While Sussex and Hart will likely be back at provincials, this is it for Davignon. Making the final probably means much more to her, especially if it turns out to be Port Coquitlam rival Terry Fox in Sunday’s championship game.

“A lot,” said Davignon through a beaming smile when asked just how much it meant. “I remember when I was playing back in Grade 10, we were playing a game against Terry Fox in a (tournament) final game. So to be able to see them again, now in a provincial finals, it means everything.”

Langford, who has been at the Riverside helm for 24 years, said he’s delighted for Davignon and fellow Grade 12 starter Brooke Kendal.

“They’re the last of our five-year kids because they don’t allow Grade 8s to play at our school anymore, so Venica and Brooke are kind of special. I coached them as 10-year-olds in softball . . . I’ve been with them a long time.”

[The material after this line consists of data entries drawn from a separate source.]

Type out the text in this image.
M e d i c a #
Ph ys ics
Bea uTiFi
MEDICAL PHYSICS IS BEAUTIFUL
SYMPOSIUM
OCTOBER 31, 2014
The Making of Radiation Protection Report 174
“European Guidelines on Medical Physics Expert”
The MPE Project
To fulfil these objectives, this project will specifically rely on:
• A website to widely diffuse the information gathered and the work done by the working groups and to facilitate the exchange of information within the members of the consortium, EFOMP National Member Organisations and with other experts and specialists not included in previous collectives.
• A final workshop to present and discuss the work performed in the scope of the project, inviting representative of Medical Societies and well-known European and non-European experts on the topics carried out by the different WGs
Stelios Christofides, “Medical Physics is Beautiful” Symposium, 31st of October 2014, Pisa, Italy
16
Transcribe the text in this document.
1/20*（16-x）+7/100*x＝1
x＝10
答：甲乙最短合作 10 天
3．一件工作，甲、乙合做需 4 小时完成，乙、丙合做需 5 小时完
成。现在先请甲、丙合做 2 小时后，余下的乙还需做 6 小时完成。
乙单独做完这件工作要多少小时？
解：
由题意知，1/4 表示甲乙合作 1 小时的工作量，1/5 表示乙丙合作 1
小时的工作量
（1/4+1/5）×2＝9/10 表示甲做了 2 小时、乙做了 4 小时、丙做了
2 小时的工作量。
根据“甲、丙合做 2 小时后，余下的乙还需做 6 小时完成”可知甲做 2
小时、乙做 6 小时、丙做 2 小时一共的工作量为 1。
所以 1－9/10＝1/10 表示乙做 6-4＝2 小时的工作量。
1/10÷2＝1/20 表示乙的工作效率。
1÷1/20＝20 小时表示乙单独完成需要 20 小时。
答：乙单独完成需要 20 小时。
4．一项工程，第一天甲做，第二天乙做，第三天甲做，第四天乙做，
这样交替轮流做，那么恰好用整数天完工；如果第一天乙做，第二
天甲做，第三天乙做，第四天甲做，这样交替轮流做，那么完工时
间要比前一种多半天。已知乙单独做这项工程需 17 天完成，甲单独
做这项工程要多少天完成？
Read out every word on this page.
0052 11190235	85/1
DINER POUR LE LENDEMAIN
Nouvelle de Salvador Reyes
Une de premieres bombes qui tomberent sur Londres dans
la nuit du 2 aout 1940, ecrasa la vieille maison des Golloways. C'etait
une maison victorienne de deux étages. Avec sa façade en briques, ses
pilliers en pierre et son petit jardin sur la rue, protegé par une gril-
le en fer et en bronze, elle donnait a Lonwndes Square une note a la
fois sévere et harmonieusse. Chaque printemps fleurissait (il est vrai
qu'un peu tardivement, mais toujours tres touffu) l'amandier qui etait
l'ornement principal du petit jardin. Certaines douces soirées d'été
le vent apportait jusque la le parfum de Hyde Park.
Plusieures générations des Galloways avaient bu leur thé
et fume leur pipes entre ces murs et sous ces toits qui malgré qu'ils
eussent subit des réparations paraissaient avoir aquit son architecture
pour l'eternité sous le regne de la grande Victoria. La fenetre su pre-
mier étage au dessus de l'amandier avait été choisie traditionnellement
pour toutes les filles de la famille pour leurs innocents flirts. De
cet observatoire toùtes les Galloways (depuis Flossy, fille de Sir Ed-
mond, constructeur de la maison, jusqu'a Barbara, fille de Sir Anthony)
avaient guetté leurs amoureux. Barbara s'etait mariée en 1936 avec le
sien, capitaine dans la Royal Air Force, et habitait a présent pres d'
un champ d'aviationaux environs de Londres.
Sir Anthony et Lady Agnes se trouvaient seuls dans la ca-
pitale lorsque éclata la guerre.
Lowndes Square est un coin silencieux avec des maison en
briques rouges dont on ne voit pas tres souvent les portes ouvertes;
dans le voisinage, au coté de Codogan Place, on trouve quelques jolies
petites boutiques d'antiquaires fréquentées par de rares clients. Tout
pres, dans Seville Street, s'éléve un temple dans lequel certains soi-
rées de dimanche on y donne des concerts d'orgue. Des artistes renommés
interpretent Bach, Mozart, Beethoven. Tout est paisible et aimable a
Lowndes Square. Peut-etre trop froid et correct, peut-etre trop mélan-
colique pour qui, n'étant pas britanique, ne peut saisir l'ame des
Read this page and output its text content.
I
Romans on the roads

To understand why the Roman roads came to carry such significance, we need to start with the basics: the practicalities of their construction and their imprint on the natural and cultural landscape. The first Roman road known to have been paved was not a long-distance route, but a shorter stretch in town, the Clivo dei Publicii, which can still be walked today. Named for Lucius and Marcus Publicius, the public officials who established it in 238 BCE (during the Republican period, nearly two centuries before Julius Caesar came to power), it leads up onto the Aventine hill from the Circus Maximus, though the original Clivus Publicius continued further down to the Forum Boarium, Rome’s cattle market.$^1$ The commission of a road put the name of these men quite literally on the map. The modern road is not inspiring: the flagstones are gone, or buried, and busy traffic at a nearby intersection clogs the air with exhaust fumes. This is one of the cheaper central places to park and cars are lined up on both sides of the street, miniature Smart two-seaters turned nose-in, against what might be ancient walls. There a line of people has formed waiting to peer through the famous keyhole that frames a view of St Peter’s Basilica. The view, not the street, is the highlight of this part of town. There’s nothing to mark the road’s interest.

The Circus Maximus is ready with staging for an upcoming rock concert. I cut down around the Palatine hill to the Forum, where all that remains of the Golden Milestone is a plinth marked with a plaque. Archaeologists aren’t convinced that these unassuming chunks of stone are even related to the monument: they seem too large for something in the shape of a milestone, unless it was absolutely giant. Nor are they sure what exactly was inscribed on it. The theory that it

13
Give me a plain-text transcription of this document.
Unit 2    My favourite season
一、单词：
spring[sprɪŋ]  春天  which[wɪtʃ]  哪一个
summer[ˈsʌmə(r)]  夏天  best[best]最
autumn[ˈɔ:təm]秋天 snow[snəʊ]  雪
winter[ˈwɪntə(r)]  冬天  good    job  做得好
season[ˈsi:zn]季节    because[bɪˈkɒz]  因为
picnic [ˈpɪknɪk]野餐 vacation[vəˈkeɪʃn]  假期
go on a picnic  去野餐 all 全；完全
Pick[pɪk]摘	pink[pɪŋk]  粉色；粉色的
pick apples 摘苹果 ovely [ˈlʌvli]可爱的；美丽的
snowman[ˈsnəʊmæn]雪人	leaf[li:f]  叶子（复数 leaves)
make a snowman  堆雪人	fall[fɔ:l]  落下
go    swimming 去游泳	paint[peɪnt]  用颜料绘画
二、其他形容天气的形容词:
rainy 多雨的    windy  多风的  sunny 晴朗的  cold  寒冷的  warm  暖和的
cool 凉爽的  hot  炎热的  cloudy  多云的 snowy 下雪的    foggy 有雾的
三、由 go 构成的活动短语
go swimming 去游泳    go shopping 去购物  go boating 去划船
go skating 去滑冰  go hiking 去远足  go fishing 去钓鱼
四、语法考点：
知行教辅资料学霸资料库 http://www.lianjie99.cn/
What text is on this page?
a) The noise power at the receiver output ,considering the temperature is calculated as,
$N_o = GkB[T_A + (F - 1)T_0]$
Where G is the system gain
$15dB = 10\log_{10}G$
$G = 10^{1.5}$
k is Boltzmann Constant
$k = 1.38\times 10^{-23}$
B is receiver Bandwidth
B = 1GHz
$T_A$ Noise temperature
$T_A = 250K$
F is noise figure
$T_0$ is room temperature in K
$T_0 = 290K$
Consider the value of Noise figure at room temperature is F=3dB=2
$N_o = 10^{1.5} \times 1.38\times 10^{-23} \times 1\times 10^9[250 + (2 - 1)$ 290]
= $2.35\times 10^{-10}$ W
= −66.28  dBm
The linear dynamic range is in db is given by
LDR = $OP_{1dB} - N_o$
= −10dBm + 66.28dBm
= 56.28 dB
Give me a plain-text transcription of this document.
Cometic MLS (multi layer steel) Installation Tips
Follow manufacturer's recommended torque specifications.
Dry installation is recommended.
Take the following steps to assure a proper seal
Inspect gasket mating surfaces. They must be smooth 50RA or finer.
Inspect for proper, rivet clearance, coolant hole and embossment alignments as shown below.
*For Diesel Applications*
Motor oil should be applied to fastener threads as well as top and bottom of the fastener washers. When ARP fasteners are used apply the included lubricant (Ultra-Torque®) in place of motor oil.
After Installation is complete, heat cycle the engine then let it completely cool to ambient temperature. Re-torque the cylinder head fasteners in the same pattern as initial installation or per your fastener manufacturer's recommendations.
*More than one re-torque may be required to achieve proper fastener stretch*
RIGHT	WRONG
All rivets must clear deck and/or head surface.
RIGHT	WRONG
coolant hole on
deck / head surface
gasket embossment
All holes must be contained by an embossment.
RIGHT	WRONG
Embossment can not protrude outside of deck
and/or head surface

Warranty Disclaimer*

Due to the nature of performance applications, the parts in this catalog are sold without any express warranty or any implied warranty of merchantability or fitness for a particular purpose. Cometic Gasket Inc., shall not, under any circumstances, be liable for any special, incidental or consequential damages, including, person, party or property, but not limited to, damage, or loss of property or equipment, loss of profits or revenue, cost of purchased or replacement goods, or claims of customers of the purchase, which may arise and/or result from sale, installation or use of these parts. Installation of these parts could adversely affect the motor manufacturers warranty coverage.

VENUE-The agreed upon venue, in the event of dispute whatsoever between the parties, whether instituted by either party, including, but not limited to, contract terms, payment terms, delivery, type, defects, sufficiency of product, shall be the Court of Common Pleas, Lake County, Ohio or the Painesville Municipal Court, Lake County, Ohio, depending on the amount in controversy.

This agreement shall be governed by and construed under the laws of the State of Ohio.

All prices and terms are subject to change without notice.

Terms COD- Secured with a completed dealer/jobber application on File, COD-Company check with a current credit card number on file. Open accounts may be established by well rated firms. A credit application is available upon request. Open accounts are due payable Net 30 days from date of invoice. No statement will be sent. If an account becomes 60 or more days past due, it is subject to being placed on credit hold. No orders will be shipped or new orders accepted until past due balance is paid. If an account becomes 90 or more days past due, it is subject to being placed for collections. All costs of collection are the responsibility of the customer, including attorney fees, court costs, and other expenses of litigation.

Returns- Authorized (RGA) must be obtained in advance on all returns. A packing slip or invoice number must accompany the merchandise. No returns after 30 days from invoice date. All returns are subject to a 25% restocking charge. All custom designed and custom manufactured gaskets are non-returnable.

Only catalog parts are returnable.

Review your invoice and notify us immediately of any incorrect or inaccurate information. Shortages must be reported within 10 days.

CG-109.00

Langford took Riverside to the provincials in 2008 and 2009, finishing second both times.

“The first time we lost in overtime and I lost my point guard. I tell this story a lot. I was driving home and I go ‘I’ll never go to the final again.’ Then the next year, Christina Collins single-handedly put us in the final again. We lost (69-53 to Handsworth.) But I thought maybe I’ll go every year. And I haven’t been back since.”

Walnut Grove easily won the rebounding battle, 57-36, in the semifinal and got an outstanding game from Kiera Pemberton. She scored 36, many on electrifying drives through the paint where she spun past defenders in a blur, and pulled down 23 boards.

“She’s a monster, unbelievably great,” said Langford. “But we did some good stuff, held them to 60. It wasn’t pretty, but I’ll take a win.”

And now, after nearly a quarter of a century at Riverside, he’s hoping to finally get the ultimate win on Saturday.